You know you're Swiss IF...
You have ever been asked - upon stating your nationality - whether you live in the mountains and whether you can yodel--or play the alp horn.

- you've ever been confused with a Swede.
- you laugh when Americans believe Swiss Miss is a Swiss product, but then have no clue that Nestlé and Rolex ARE.
- you get frustrated if you go grocery shopping abroad and there aren't at least 10 different kinds of chocolate and 15 kinds of cheese available.
- you have learned three to four languages and think this is completely normal.
- you have ever been asked - upon stating your nationality - whether you live in the mountains and whether you can yodel.
- you know what "Röschti" are and you have crossed the "Röschtigrabe" at some point.
- to you, skis are like the extensions of your feet, because you've skied since you could walk.

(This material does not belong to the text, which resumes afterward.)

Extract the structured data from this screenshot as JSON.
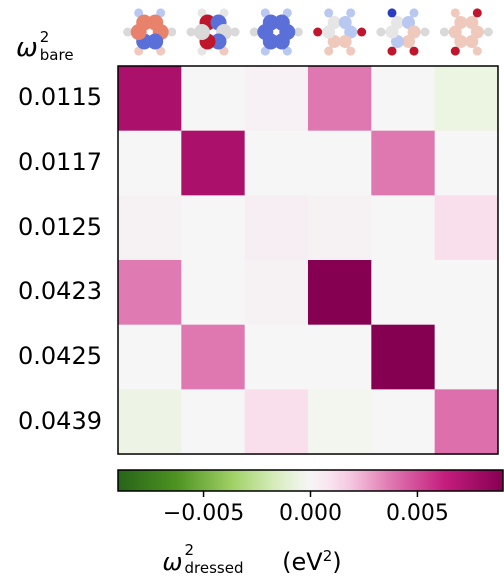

- you are amused when people ask you what language is spoken in your home country and/or you have to explain that "Swiss" is not a language, that there are four national languages and none of them is called "Swiss"!
- you owned a Swatch growing up... or still do.
- as a female, you give all your friends three kisses on the cheeks as a greeting.
- you love Migros and you swear that some of their products are better than anything you've ever seen elsewhere.
- you've ever been asked by your non-Swiss friends to intervene in a fight and used "hey, I'm Swiss" as an excuse not to.
- your country has six different public television channels in three different languages - and you don't think this is unusual.
- you get amused when you see Swiss German people being subtitled on German television.
- you firmly believe it is more important to do things accurately than to do them quickly.
- you were legally allowed to drink beer and wine at the age of sixteen.
- you walked to kindergarten without supervision, wearing a large orange triangle around your neck.
- you think it's normal that everyone has a bunker underneath their house, or is registered for one of the public bunkers under the school building, for emergency situations... by the way, here's a fun thing to do: invite over some of your foreign friends (Americans make very good candidates) and take a picture of the look on their face when they SEE the bunker. Priceless!
- when being asked to explain how certain things work in your country, you have to use the phrase "it differs for each canton, so...
- you are asked to vote on a "Referendum" or "Initiative" at least 3 or 4 times a year.
- you grew up believing all cows must wear bells.
- you think that driving somewhere for four hours is a hell of a long time.
- you get slightly irritated or at least confused if your foreign visitors ask to see a chocolate factory.
- you don't see where the problem is when every male citizen who has been to the army has an assault rifle under his bed.
- no matter how much of a "bad-ass" you think you are, you will still pick up your candy wrapper off the floor if an old lady asks you too.